How smaller schools fare

While the major football programs are huge profit generators, football profits are actually rare outside of the powerhouse schools.

More than 660 colleges and universities play football. But the big dollars, and big profits, typically associated with the sport are pretty much limited to the 64 schools in the Power 5 conferences, plus independent Notre Dame.

Collectively, those top 65 football programs brought in $4 billion in revenue 2018, the most recent year for which data is available from the Department of Education. Most of that money came from broadcast rights, ticket sales and alumni donations.

After expenses the schools were left with a combined profit of $1.8 billion, a 44% percent profit margin. Professional sports teams don’t have anywhere near that kind of return, because they have to pay their players.
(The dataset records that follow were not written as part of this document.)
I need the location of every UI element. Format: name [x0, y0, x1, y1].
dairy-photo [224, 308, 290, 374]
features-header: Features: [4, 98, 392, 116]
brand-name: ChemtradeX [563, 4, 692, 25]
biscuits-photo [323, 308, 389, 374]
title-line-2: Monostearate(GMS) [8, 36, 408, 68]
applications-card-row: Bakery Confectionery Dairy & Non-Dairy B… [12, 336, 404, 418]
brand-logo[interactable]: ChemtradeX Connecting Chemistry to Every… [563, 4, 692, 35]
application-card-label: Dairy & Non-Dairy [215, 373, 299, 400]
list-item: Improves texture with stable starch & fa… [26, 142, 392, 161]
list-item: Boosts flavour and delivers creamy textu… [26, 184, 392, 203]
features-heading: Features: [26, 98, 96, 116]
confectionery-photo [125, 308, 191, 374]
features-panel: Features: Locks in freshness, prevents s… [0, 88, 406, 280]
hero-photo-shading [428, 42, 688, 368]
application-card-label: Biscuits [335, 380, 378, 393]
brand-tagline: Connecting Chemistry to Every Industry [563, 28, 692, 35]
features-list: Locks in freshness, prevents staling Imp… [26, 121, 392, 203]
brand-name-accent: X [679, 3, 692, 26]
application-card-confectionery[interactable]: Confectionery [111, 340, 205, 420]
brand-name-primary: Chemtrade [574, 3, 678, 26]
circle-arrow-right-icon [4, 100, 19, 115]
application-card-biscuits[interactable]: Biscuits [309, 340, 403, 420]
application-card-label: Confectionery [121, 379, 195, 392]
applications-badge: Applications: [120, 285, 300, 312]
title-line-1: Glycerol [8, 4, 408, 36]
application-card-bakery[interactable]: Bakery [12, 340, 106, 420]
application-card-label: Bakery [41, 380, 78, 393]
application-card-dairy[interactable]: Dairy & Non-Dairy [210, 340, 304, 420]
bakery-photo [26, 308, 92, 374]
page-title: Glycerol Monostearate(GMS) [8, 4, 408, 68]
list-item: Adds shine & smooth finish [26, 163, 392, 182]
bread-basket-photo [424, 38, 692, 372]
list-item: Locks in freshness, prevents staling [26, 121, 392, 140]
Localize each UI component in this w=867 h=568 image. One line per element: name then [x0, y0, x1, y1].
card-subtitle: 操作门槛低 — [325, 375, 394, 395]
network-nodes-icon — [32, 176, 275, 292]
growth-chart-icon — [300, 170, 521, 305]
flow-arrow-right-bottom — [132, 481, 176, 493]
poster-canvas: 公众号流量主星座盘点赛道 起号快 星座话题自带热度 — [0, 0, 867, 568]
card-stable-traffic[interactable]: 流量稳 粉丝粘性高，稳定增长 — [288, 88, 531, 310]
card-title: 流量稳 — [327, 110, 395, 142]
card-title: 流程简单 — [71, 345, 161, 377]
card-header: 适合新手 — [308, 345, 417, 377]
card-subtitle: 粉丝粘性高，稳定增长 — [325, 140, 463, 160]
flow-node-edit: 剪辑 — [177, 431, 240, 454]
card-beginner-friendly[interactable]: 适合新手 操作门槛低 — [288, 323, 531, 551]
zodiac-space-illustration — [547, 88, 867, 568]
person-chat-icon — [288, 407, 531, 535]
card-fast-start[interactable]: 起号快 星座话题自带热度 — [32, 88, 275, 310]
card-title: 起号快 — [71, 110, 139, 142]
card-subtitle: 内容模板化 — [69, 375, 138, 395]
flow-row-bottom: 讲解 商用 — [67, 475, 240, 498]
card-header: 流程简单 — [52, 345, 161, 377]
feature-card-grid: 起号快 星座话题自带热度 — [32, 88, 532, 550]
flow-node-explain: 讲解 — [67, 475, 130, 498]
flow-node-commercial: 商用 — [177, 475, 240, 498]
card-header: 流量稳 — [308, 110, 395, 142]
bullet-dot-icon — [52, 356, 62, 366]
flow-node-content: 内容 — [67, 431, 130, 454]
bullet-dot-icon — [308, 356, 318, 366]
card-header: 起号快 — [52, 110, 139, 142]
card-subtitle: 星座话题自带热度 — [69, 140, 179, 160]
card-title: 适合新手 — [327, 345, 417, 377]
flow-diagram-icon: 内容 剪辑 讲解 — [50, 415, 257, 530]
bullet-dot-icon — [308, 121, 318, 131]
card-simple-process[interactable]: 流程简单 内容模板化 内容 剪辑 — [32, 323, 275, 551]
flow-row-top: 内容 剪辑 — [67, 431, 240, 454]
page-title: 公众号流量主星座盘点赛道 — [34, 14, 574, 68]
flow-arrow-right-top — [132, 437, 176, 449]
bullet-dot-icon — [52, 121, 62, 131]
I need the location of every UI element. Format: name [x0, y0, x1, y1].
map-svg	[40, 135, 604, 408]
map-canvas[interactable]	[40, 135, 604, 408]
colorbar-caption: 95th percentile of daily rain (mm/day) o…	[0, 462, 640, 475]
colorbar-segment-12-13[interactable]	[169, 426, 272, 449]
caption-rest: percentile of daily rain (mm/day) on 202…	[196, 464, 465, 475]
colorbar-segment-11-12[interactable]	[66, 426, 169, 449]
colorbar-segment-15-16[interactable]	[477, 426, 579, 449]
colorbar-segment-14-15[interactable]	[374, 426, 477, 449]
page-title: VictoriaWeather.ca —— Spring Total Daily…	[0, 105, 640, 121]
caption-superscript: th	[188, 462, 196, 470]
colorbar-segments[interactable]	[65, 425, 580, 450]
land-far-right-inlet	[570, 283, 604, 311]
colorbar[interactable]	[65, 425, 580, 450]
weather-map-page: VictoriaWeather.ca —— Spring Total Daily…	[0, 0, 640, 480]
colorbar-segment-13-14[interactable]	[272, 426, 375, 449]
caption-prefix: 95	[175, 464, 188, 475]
The reported profits for those 65 schools range from $113 million at the University of Texas to $2.4 million at West Virginia. Only three schools — Rutgers, Miami and Florida State — did not report a profit. The average profit for the 62 profitable schools was $28.8 million.

But profits outside of those big dollar conferences are rare, even for football.

Only 10 of the 62 schools in the other five conferences that compete for college bowls reported football revenue greater than expenses in 2018. The average football revenue at those schools came to $12 million, with much of that money coming from the school itself to prop up the program. That’s about 80% less than the average dollars at the Power 5 schools.

Two of those conferences, the Mountain West and Mid-American Conference, have also suspended football this fall.

And outside the 10 conferences that compete for football bowl games, the economics of football are much different, with virtually no television money, limited ticket revenue and widespread losses, not profits.

The hundreds of other schools with football get an average of only $1.7 million in football revenue, with most of that money coming in the way of support from their schools. It will be much easier call, financially, for those smaller schools to suspend football this year. In fact some schools may need to as they tighten overall budgets in the face of a broad decline in revenue.

“It’s safe to say no one beyond Division I makes money,” said Fulks.